How search works in IBM Connections profiles

There are different ways to search for content in IBM Connections™ profiles.

Searchable contents

All profiles content can be searched, regardless of whether the data is entered by the user or is obtained from external data sources such as LDAP. This includes the following profiles content:
  • All user profile data, for example, name, phone numbers, title, departments, and city. For a full list of available attributes, see Searchable fields from the search user interface and API.
  • All extension attributes, including simple, rich text and XML extension attribute types.

    For XML attributes, the searchable contents can be defined and configured in the profiles-config.xml file. Refer to "Configure XML attributes" help for more details.

    The names of the links added in the Profiles Linkroll widget are searchable by default. But the URLs of the links are not searchable.

  • Tags for users

    All profile search queries are case insensitive. The user queries are converted to lowercase before querying the Profiles content.

    A search that contains only wildcard characters is not supported. Entering only '*' or '%' wildcard characters return empty search results. For more information, see Customizing Profiles and Managing the Profiles search operation

Two different search implementations internally

The following search types are supported:
  • Database search:
    The most common search in Profiles is to search users by their names. To ensure fast and dynamic searches for names, a special database schema and internal logic is used to optimize search for names. The following searches from the user interface use the database search:
    • Search by Name from the search drop-down menu.
    • Clicking a tag from a user's Profile page.
    • Tag type-ahead, such as the hints of tags when user is creating a new tag
    Note: Some special notes for database searches:
    • Because the database search is performed on the Profiles database directly, there is no delay for any new/updated/deleted data. For example, if a user's name is updated by the TDI scripts, then searching against the new name finds the user immediately. In the meantime, searching against the old name would not find the user.
    • All user queries are appended with a wildcard at the end of each word. For example, if a user types a search term: "Amy Jones", this query would search for names like: "amy% jones%".
    • Inactive users are not included in database search results. To find inactive users, use the index searches and specifically select to include inactive users. For more information, see Index Search.
  • Search APIs:

    All profile contents can be searched by profile search APIs, for more information, see Profiles Search API.

    When the name parameter is used in the search APIs, the database search is used; otherwise, the index search is used for the search APIs.

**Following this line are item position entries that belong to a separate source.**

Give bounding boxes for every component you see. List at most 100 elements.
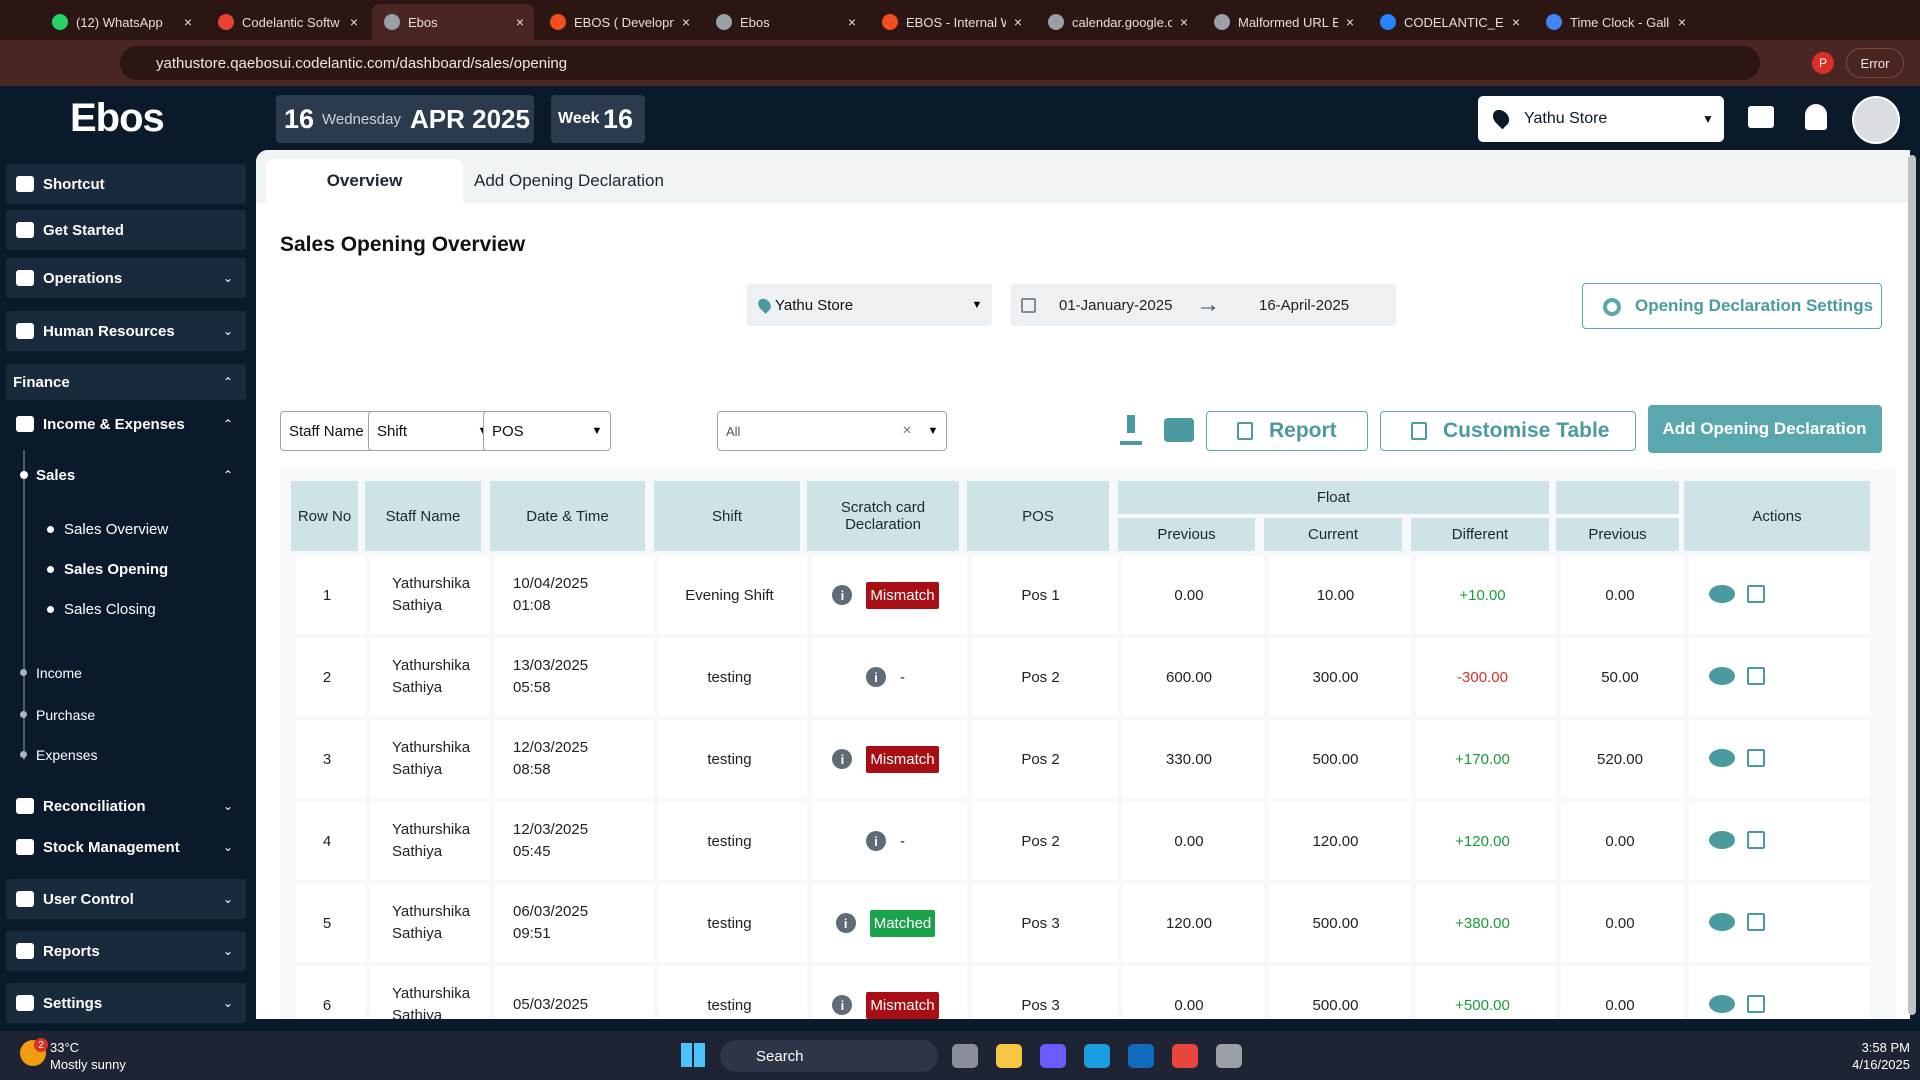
browser-tab[interactable]: (12) WhatsApp × [40,4,202,40]
page-tab[interactable]: Add Opening Declaration [474,171,664,190]
page-tab[interactable]: Overview [266,159,463,203]
browser-tab[interactable]: Ebos × [704,4,866,40]
tab-close[interactable]: × [681,14,691,30]
table-cell: 10.00 [1264,556,1402,634]
filter-select[interactable]: POS ▼ [483,411,611,451]
browser-tab[interactable]: CODELANTIC_EBO × [1368,4,1530,40]
info-icon[interactable]: i [832,749,853,769]
sidebar-item[interactable]: Reconciliation ⌄ [6,788,246,824]
search-box[interactable]: Search [720,1040,938,1072]
browser-tab[interactable]: Ebos × [372,4,534,40]
tab-close[interactable]: × [1677,14,1687,30]
sidebar-item[interactable]: Sales ⌃ [6,458,246,492]
sidebar-item[interactable]: Get Started [6,210,246,250]
button-icon [1237,422,1253,440]
edit-icon[interactable] [1747,667,1765,685]
browser-tab[interactable]: Time Clock - Galle × [1534,4,1696,40]
view-icon[interactable] [1709,749,1735,767]
tab-close[interactable]: × [1013,14,1023,30]
download-icon[interactable] [1120,415,1142,445]
tab-close[interactable]: × [349,14,359,30]
info-icon[interactable]: i [832,995,853,1015]
date-range[interactable]: 01-January-2025 → 16-April-2025 [1011,284,1396,326]
url[interactable]: yathustore.qaebosui.codelantic.com/dashb… [156,54,568,72]
sidebar-item[interactable]: Sales Closing [6,593,246,625]
chat-icon[interactable] [1748,106,1774,128]
print-icon[interactable] [1164,418,1194,442]
scratch-status: i- [866,667,905,687]
view-icon[interactable] [1709,585,1735,603]
tab-close[interactable]: × [183,14,193,30]
store-filter[interactable]: Yathu Store ▼ [747,284,992,326]
view-icon[interactable] [1709,913,1735,931]
sidebar-item[interactable]: Stock Management ⌄ [6,829,246,865]
browser-tab[interactable]: EBOS - Internal W × [870,4,1032,40]
view-icon[interactable] [1709,667,1735,685]
sidebar-item[interactable]: Sales Opening [6,553,246,585]
view-icon[interactable] [1709,831,1735,849]
taskbar-app[interactable] [952,1044,978,1068]
settings-button[interactable]: Opening Declaration Settings [1582,283,1882,329]
edit-icon[interactable] [1747,585,1765,603]
caret: ▼ [1702,112,1714,126]
taskbar-app[interactable] [1128,1044,1154,1068]
sidebar-item[interactable]: Sales Overview [6,513,246,545]
filter-select[interactable]: All × ▼ [717,411,947,451]
info-icon[interactable]: i [866,831,886,851]
clear-icon[interactable]: × [902,422,912,439]
status[interactable]: Error [1846,48,1904,78]
start-button[interactable] [681,1043,705,1067]
edit-icon[interactable] [1747,749,1765,767]
action-button[interactable]: Customise Table [1380,411,1636,451]
browser-tab[interactable]: EBOS ( Developm × [538,4,700,40]
avatar[interactable] [1852,96,1900,144]
tab-close[interactable]: × [515,14,525,30]
sidebar-item[interactable]: Income [6,658,246,688]
filter-label: Staff Name [289,422,364,440]
taskbar-app[interactable] [1172,1044,1198,1068]
tab-close[interactable]: × [1511,14,1521,30]
taskbar-app[interactable] [1040,1044,1066,1068]
tab-close[interactable]: × [847,14,857,30]
info-icon[interactable]: i [832,585,853,605]
arrow: → [1196,291,1220,318]
browser-tab[interactable]: Codelantic Softw × [206,4,368,40]
store-select[interactable]: Yathu Store ▼ [1478,96,1724,142]
sidebar-item[interactable]: Operations ⌄ [6,258,246,298]
info-icon[interactable]: i [835,913,856,933]
sidebar-item[interactable]: Expenses [6,740,246,770]
sidebar-item[interactable]: Finance ⌃ [6,364,246,400]
view-icon[interactable] [1709,995,1735,1013]
sidebar-item[interactable]: Income & Expenses ⌃ [6,405,246,443]
sidebar-item[interactable]: Settings ⌄ [6,983,246,1023]
tab-close[interactable]: × [1179,14,1189,30]
action-button[interactable]: Add Opening Declaration [1648,405,1882,453]
taskbar-app[interactable] [1216,1044,1242,1068]
browser-tab[interactable]: Malformed URL E × [1202,4,1364,40]
info-icon[interactable]: i [866,667,886,687]
filter-select[interactable]: Shift ▼ [368,411,497,451]
omnibox[interactable] [120,46,1760,80]
edit-icon[interactable] [1747,913,1765,931]
sidebar-item[interactable]: Reports ⌄ [6,931,246,971]
tab-close[interactable]: × [1345,14,1355,30]
edit-icon[interactable] [1747,995,1765,1013]
sidebar-item[interactable]: Purchase [6,700,246,730]
edit-icon[interactable] [1747,831,1765,849]
profile[interactable]: P [1812,52,1834,74]
taskbar-app[interactable] [1084,1044,1110,1068]
sidebar-item[interactable]: Human Resources ⌄ [6,311,246,351]
action-button[interactable]: Report [1206,411,1368,451]
browser-tab[interactable]: calendar.google.c × [1036,4,1198,40]
sidebar-icon [16,416,34,432]
table-cell: Pos 3 [967,884,1109,962]
taskbar-app[interactable] [996,1044,1022,1068]
tab-strip [0,0,1920,40]
sidebar-item[interactable]: Shortcut [6,164,246,204]
tab-icon [218,14,234,30]
table-cell: 520.00 [1556,720,1679,798]
logo: Ebos [70,95,165,140]
bell-icon[interactable] [1805,104,1827,130]
sidebar-item[interactable]: User Control ⌄ [6,879,246,919]
table-cell: Yathurshika Sathiya [365,802,481,880]
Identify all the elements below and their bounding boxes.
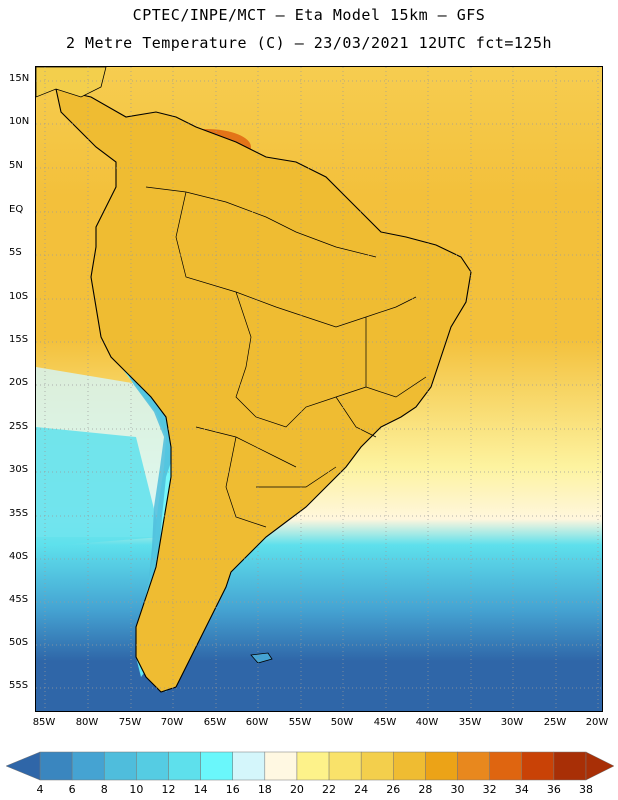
latitude-label: 45S — [9, 594, 29, 605]
colorbar-cell — [553, 751, 587, 781]
colorbar-cell — [328, 751, 362, 781]
latitude-label: 15S — [9, 334, 29, 345]
colorbar-cell — [521, 751, 555, 781]
colorbar-cell — [360, 751, 394, 781]
colorbar-label: 26 — [386, 783, 401, 796]
colorbar-high-arrow — [585, 751, 615, 781]
colorbar-low-arrow — [5, 751, 41, 781]
longitude-label: 70W — [160, 717, 184, 728]
latitude-label: 25S — [9, 421, 29, 432]
colorbar-label: 8 — [100, 783, 108, 796]
colorbar-label: 24 — [354, 783, 369, 796]
colorbar-label: 36 — [546, 783, 561, 796]
colorbar-label: 32 — [482, 783, 497, 796]
colorbar-cell — [200, 751, 233, 781]
colorbar-label: 4 — [36, 783, 44, 796]
longitude-label: 75W — [118, 717, 142, 728]
latitude-label: 5N — [9, 160, 23, 171]
colorbar-label: 18 — [257, 783, 272, 796]
colorbar-cells — [5, 751, 615, 781]
lat-lon-grid — [36, 67, 602, 711]
chart-title-line-2: 2 Metre Temperature (C) – 23/03/2021 12U… — [65, 34, 553, 52]
colorbar-label: 30 — [450, 783, 465, 796]
colorbar-label: 10 — [129, 783, 144, 796]
colorbar-cell — [232, 751, 266, 781]
colorbar-label: 6 — [68, 783, 76, 796]
longitude-label: 50W — [330, 717, 354, 728]
latitude-label: EQ — [9, 204, 24, 215]
colorbar-cell — [103, 751, 137, 781]
colorbar — [5, 751, 615, 781]
longitude-label: 80W — [75, 717, 99, 728]
colorbar-cell — [264, 751, 298, 781]
colorbar-label: 14 — [193, 783, 208, 796]
temperature-map — [35, 66, 603, 712]
country-borders — [145, 186, 427, 528]
latitude-label: 40S — [9, 551, 29, 562]
latitude-label: 10S — [9, 291, 29, 302]
longitude-label: 60W — [245, 717, 269, 728]
latitude-label: 5S — [9, 247, 22, 258]
colorbar-cell — [489, 751, 523, 781]
latitude-label: 50S — [9, 637, 29, 648]
colorbar-cell — [296, 751, 330, 781]
colorbar-label: 16 — [225, 783, 240, 796]
colorbar-cell — [393, 751, 426, 781]
colorbar-label: 20 — [289, 783, 304, 796]
latitude-label: 10N — [9, 116, 30, 127]
longitude-label: 45W — [373, 717, 397, 728]
longitude-label: 65W — [203, 717, 227, 728]
chart-title-line-1: CPTEC/INPE/MCT – Eta Model 15km – GFS — [132, 6, 486, 24]
longitude-label: 85W — [32, 717, 56, 728]
colorbar-cell — [71, 751, 105, 781]
longitude-label: 30W — [500, 717, 524, 728]
colorbar-cell — [136, 751, 169, 781]
colorbar-label: 38 — [579, 783, 593, 796]
longitude-label: 55W — [288, 717, 312, 728]
longitude-label: 35W — [458, 717, 482, 728]
colorbar-label: 28 — [418, 783, 433, 796]
colorbar-cell — [425, 751, 458, 781]
latitude-label: 35S — [9, 508, 29, 519]
falkland-islands — [250, 652, 273, 664]
central-america-land — [36, 67, 107, 98]
pacific-cold-tongue — [36, 427, 161, 547]
colorbar-cell — [168, 751, 201, 781]
colorbar-label: 34 — [514, 783, 529, 796]
map-canvas — [36, 67, 602, 711]
latitude-label: 20S — [9, 377, 29, 388]
colorbar-label: 12 — [161, 783, 176, 796]
latitude-label: 55S — [9, 680, 29, 691]
longitude-label: 20W — [585, 717, 609, 728]
colorbar-label: 22 — [322, 783, 337, 796]
latitude-label: 30S — [9, 464, 29, 475]
longitude-label: 25W — [543, 717, 567, 728]
colorbar-cell — [39, 751, 73, 781]
longitude-label: 40W — [415, 717, 439, 728]
latitude-label: 15N — [9, 73, 30, 84]
colorbar-cell — [457, 751, 490, 781]
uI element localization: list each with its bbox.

  • Organization tag cloud

    The organization tag cloud on the Profiles Directory page consists of the 50 most popular tags in the entire organization, which is based on the frequencies of tags. The number of tags in the organization tag cloud is not configurable. The organization tag cloud is built from the indexes, so there are delays in displaying new, popular tags. The organization tag cloud data is cached internally in the application. Expect a delay of up to 30 minutes when you update the display of new, popular tags in the organization tag cloud.

Logic behind name search

Profiles data for names holds information only for a user's last name and first names. There is no specific data fields for middle name, therefore, there is no way to search users with their middle names. Due to the complexity of parsing the first name and last name from a user input, especially in consideration with international names, user queries are parsed in various forms:
  • Search query without a comma.
    The search queries are tokenized into words by using a space. Depending on the words, the search tries to account for all variations of first and last names to find the matches, some examples are as follows:
    • For user input of a single word, such as 'david', search for users whose:
      • First name starts with david

        or

      • Last name is david
    • For user input with two words, such as 'david jones', search for users whose:
      • First name is: david and last name is: jones

        or

      • First name is: david jones

        or

      • Last name is: david jones
    • User input with more words, such as david alex jones, would search for users whose:
      • First name is: david and last name is alex jones

        or

      • First name is: david alex and last name is jones

        or

      • First name is: david alex jones

        or

      • Last name is: david alex jones

      Search queries with more words follows similar logic to go through the variations of the first names and last names.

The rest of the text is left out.